L’objectif de l’épreuve est de mesurer l’acquisition des automatismes en mathématiques. Image : Getty

Un décret publié au Journal officiel du 12 juin 2025 a instauré une nouvelle épreuve de mathématiques pour l’examen du baccalauréat. Particularité de cette épreuve : l’interdiction de l’usage de la calculatrice. Cette épreuve anticipée, de coefficient 2, concernera tous les élèves de première, qu’ils soient en filière générale ou technologique. Selon le site Service Public, l’objectif de cette nouvelle épreuve est « de vérifier que les élèves possèdent un certain nombre de compétences fondamentales et d’automatismes mathématiques ».

Parmi ces compétences fondamentales, on retrouve la résolution d’une équation ou le calcul d’une proportion et d’une probabilité. Enfin, les élèves devront être capables d’interpréter des indicateurs statistiques. Dans un discours adressé aux sénateurs, Elisabeth Borne avait déclaré qu’il s’agissait d’un signal envoyé pour montrer, qu’avec le français, les mathématiques constituent l’un des deux piliers du baccalauréat ».

Une épreuve en deux parties

L’épreuve se décompose en deux parties. Le premier volet de l’évaluation, noté sur 6 points, comprendra des calculs et des questions à choix multiples. Son objectif ? Mesurer l’acquisition d’automatismes en mathématiques. La seconde partie, avec un maximum de 14 points, visera à tester la maîtrise des compétences clés en raisonnement et en résolution de problèmes.
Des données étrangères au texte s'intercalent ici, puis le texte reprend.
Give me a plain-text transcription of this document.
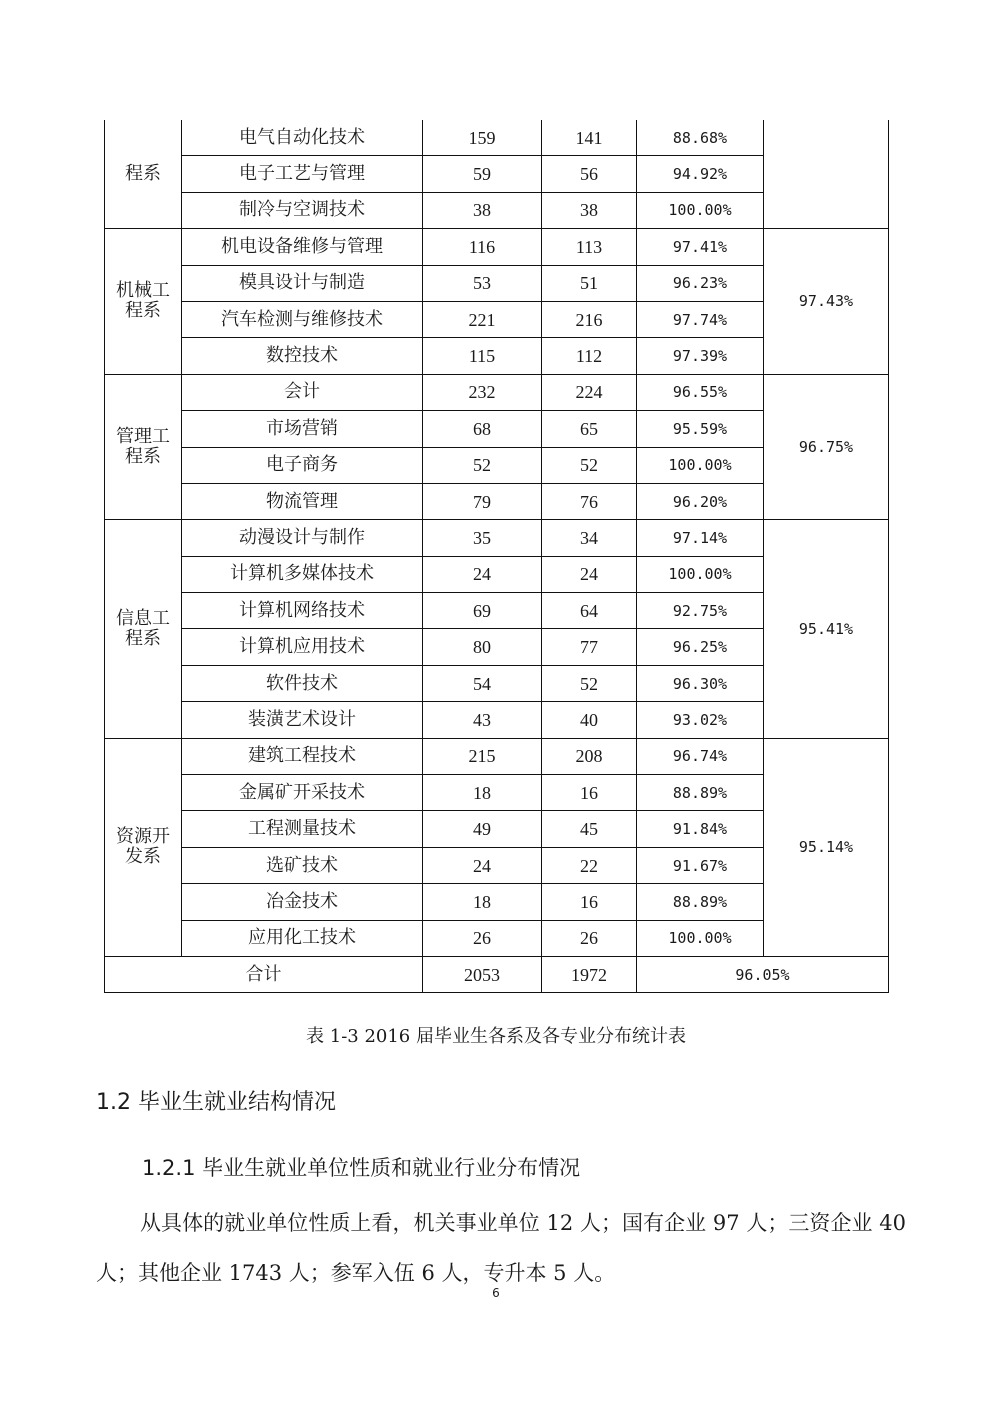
程系	电气自动化技术	159	141	88.68%	
	电子工艺与管理	59	56	94.92%	
	制冷与空调技术	38	38	100.00%	
机械工
程系	机电设备维修与管理	116	113	97.41%	97.43%
	模具设计与制造	53	51	96.23%	
	汽车检测与维修技术	221	216	97.74%	
	数控技术	115	112	97.39%	
管理工
程系	会计	232	224	96.55%	96.75%
	市场营销	68	65	95.59%	
	电子商务	52	52	100.00%	
	物流管理	79	76	96.20%	
信息工
程系	动漫设计与制作	35	34	97.14%	95.41%
	计算机多媒体技术	24	24	100.00%	
	计算机网络技术	69	64	92.75%	
	计算机应用技术	80	77	96.25%	
	软件技术	54	52	96.30%	
	装潢艺术设计	43	40	93.02%	
资源开
发系	建筑工程技术	215	208	96.74%	95.14%
	金属矿开采技术	18	16	88.89%	
	工程测量技术	49	45	91.84%	
	选矿技术	24	22	91.67%	
	冶金技术	18	16	88.89%	
	应用化工技术	26	26	100.00%	
合计		2053	1972	96.05%	
表 1-3 2016 届毕业生各系及各专业分布统计表
1.2 毕业生就业结构情况
1.2.1 毕业生就业单位性质和就业行业分布情况
从具体的就业单位性质上看，机关事业单位 12 人；国有企业 97 人；三资企业 40 人；其他企业 1743 人；参军入伍 6 人，专升本 5 人。
6
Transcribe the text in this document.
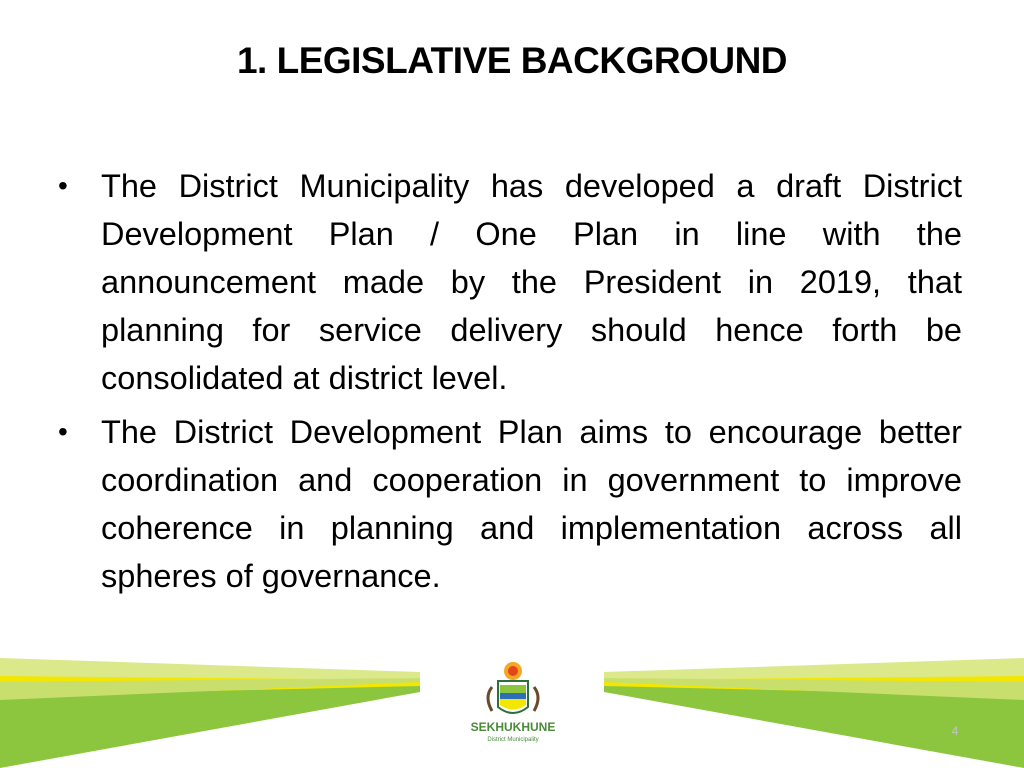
1. LEGISLATIVE BACKGROUND
• The District Municipality has developed a draft District Development Plan / One Plan in line with the announcement made by the President in 2019, that planning for service delivery should hence forth be consolidated at district level.
• The District Development Plan aims to encourage better coordination and cooperation in government to improve coherence in planning and implementation across all spheres of governance.
SEKHUKHUNE
District Municipality
4
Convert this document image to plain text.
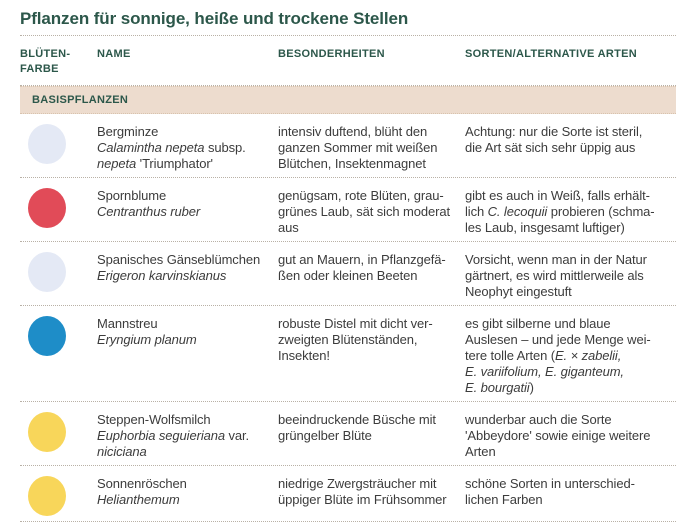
Pflanzen für sonnige, heiße und trockene Stellen
BLÜTEN-
FARBE
NAME	BESONDERHEITEN	SORTEN/ALTERNATIVE ARTEN
BASISPFLANZEN
Bergminze
Calamintha nepeta subsp.
nepeta 'Triumphator'
intensiv duftend, blüht den
ganzen Sommer mit weißen
Blütchen, Insektenmagnet
Achtung: nur die Sorte ist steril,
die Art sät sich sehr üppig aus
Spornblume
Centranthus ruber
genügsam, rote Blüten, grau-
grünes Laub, sät sich moderat
aus
gibt es auch in Weiß, falls erhält-
lich C. lecoquii probieren (schma-
les Laub, insgesamt luftiger)
Spanisches Gänseblümchen
Erigeron karvinskianus
gut an Mauern, in Pflanzgefä-
ßen oder kleinen Beeten
Vorsicht, wenn man in der Natur
gärtnert, es wird mittlerweile als
Neophyt eingestuft
Mannstreu
Eryngium planum
robuste Distel mit dicht ver-
zweigten Blütenständen,
Insekten!
es gibt silberne und blaue
Auslesen – und jede Menge wei-
tere tolle Arten (E. × zabelii,
E. variifolium, E. giganteum,
E. bourgatii)
Steppen-Wolfsmilch
Euphorbia seguieriana var.
niciciana
beeindruckende Büsche mit
grüngelber Blüte
wunderbar auch die Sorte
'Abbeydore' sowie einige weitere
Arten
Sonnenröschen
Helianthemum
niedrige Zwergsträucher mit
üppiger Blüte im Frühsommer
schöne Sorten in unterschied-
lichen Farben
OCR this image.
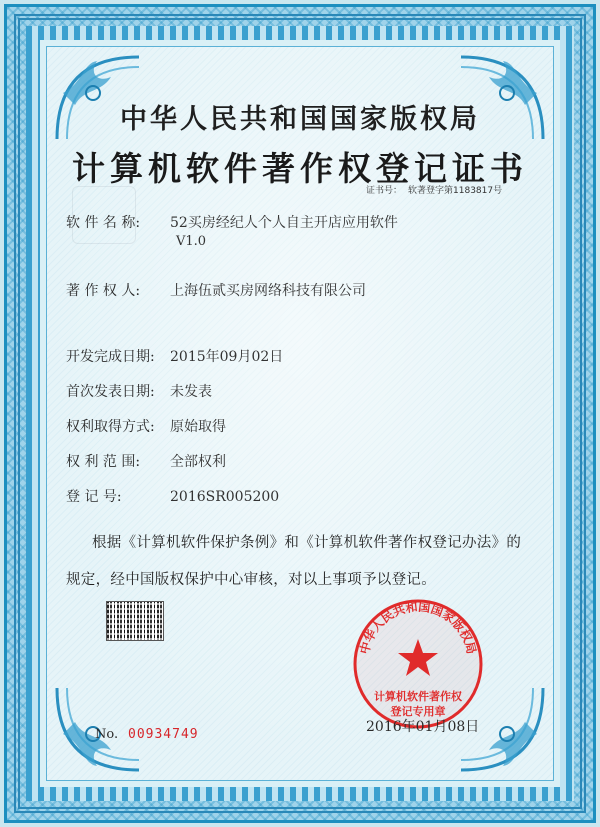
中华人民共和国国家版权局
计算机软件著作权登记证书
证书号： 软著登字第1183817号
软 件 名 称: 52买房经纪人个人自主开店应用软件
V1.0
著 作 权 人: 上海伍贰买房网络科技有限公司
开发完成日期: 2015年09月02日
首次发表日期: 未发表
权利取得方式: 原始取得
权 利 范 围: 全部权利
登 记 号:	2016SR005200
根据《计算机软件保护条例》和《计算机软件著作权登记办法》的
规定，经中国版权保护中心审核，对以上事项予以登记。
中华人民共和国国家版权局
计算机软件著作权
登记专用章
2016年01月08日
No. 00934749
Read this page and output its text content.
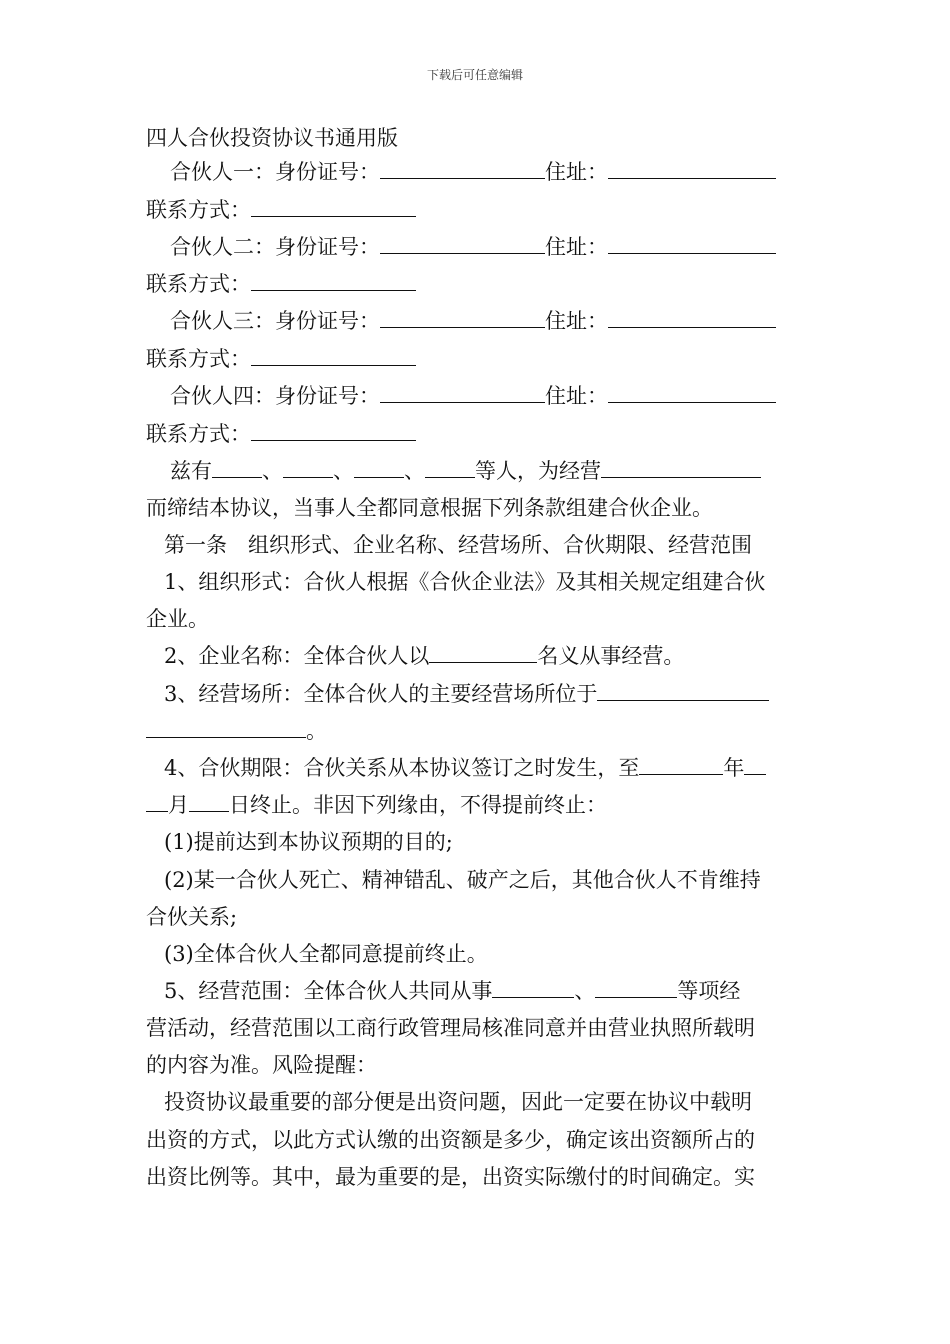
下载后可任意编辑
四人合伙投资协议书通用版
合伙人一：身份证号：	住址：
联系方式：
合伙人二：身份证号：	住址：
联系方式：
合伙人三：身份证号：	住址：
联系方式：
合伙人四：身份证号：	住址：
联系方式：
兹有 、 、 、 等人，为经营
而缔结本协议，当事人全都同意根据下列条款组建合伙企业。
第一条　组织形式、企业名称、经营场所、合伙期限、经营范围
1、组织形式：合伙人根据《合伙企业法》及其相关规定组建合伙
企业。
2、企业名称：全体合伙人以	名义从事经营。
3、经营场所：全体合伙人的主要经营场所位于
。
4、合伙期限：合伙关系从本协议签订之时发生，至	年
月 日终止。非因下列缘由，不得提前终止：
(1)提前达到本协议预期的目的;
(2)某一合伙人死亡、精神错乱、破产之后，其他合伙人不肯维持
合伙关系;
(3)全体合伙人全都同意提前终止。
5、经营范围：全体合伙人共同从事	、	等项经
营活动，经营范围以工商行政管理局核准同意并由营业执照所载明
的内容为准。风险提醒：
投资协议最重要的部分便是出资问题，因此一定要在协议中载明
出资的方式，以此方式认缴的出资额是多少，确定该出资额所占的
出资比例等。其中，最为重要的是，出资实际缴付的时间确定。实
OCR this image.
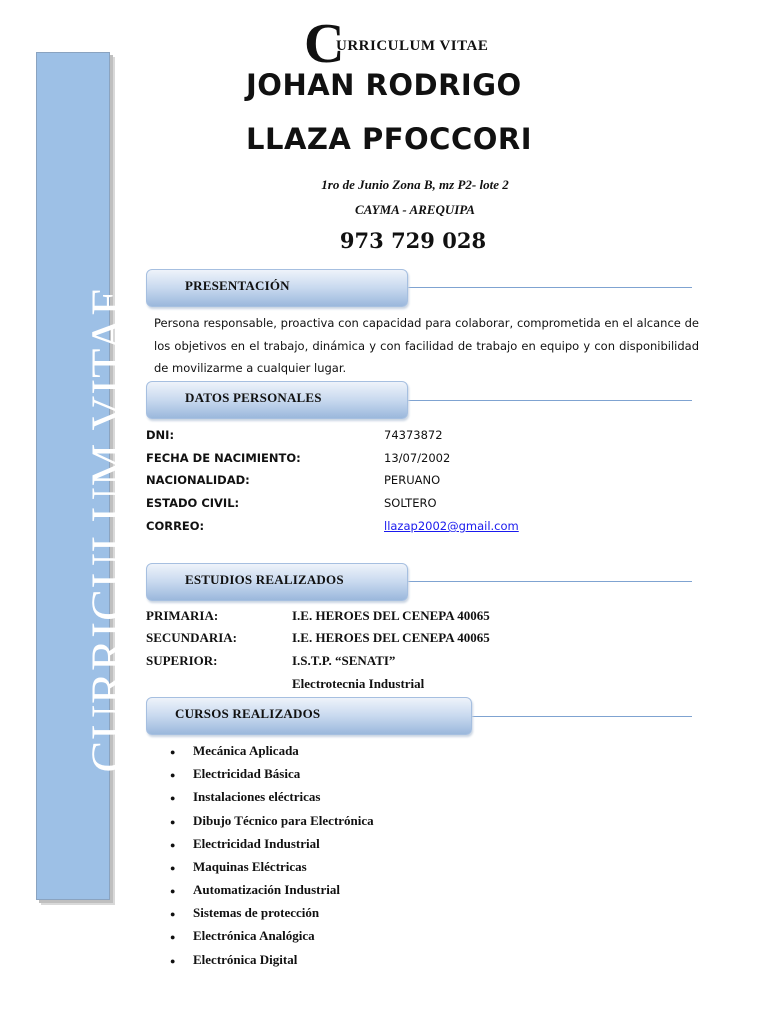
CURRICULUM VITAE
C
URRICULUM VITAE
JOHAN RODRIGO
LLAZA PFOCCORI
1ro de Junio Zona B, mz P2- lote 2
CAYMA - AREQUIPA
973 729 028
PRESENTACIÓN
Persona responsable, proactiva con capacidad para colaborar, comprometida en el alcance de los objetivos en el trabajo, dinámica y con facilidad de trabajo en equipo y con disponibilidad de movilizarme a cualquier lugar.
DATOS PERSONALES
DNI:	74373872
FECHA DE NACIMIENTO:	13/07/2002
NACIONALIDAD:	PERUANO
ESTADO CIVIL:	SOLTERO
CORREO:	llazap2002@gmail.com
ESTUDIOS REALIZADOS
PRIMARIA:	I.E. HEROES DEL CENEPA 40065
SECUNDARIA:	I.E. HEROES DEL CENEPA 40065
SUPERIOR:	I.S.T.P. “SENATI”
Electrotecnia Industrial
CURSOS REALIZADOS
● Mecánica Aplicada
● Electricidad Básica
● Instalaciones eléctricas
● Dibujo Técnico para Electrónica
● Electricidad Industrial
● Maquinas Eléctricas
● Automatización Industrial
● Sistemas de protección
● Electrónica Analógica
● Electrónica Digital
Elle se composera de 2 à 3 exercices, chacun indépendant des autres.

Trois sujets distincts seront proposés en fonction des programmes de mathématiques. Les sujets seront adaptés aux différentes voies : générale et technologique. Ainsi, chaque lycéen de première, devra composer sur le sujet correspondant à son parcours. Cela comprendra le tronc commun de la classe de première technologique, le programme de mathématiques intégré à l’enseignement scientifique pour les élèves de la voie générale qui ne choisissent pas la spécialité « mathématiques », ainsi que le programme de spécialité pour ceux qui suivent cette option en voie générale.

Un programme non adapté à l’épreuve

L’annonce de cette épreuve n’a pas manqué de faire réagir. Dans une interview accordée à BFM, Claire Piolti-Lamorthe, présidente de l’Association des professeurs de mathématiques de l’enseignement public (APMEP) déclare « c’est une bonne chose de travailler les automatismes ». Elle ajoute que maîtriser les automatismes permet de faire baisser l’anxiété que peuvent susciter les mathématiques. Cependant, elle concède que s’entraîner aux automatismes « demande du temps ». Or, certains élèves n’ont qu’une heure et demie de mathématiques par semaine.

Pour Pierre Priouret, du Snes-FSU, également interrogé sur BFM « les élèves de première qui vont passer cette épreuve cette année n’y ont pas été entraînés ». Ce professeur dénonce ainsi un programme « pas tout à fait calé sur l’épreuve ».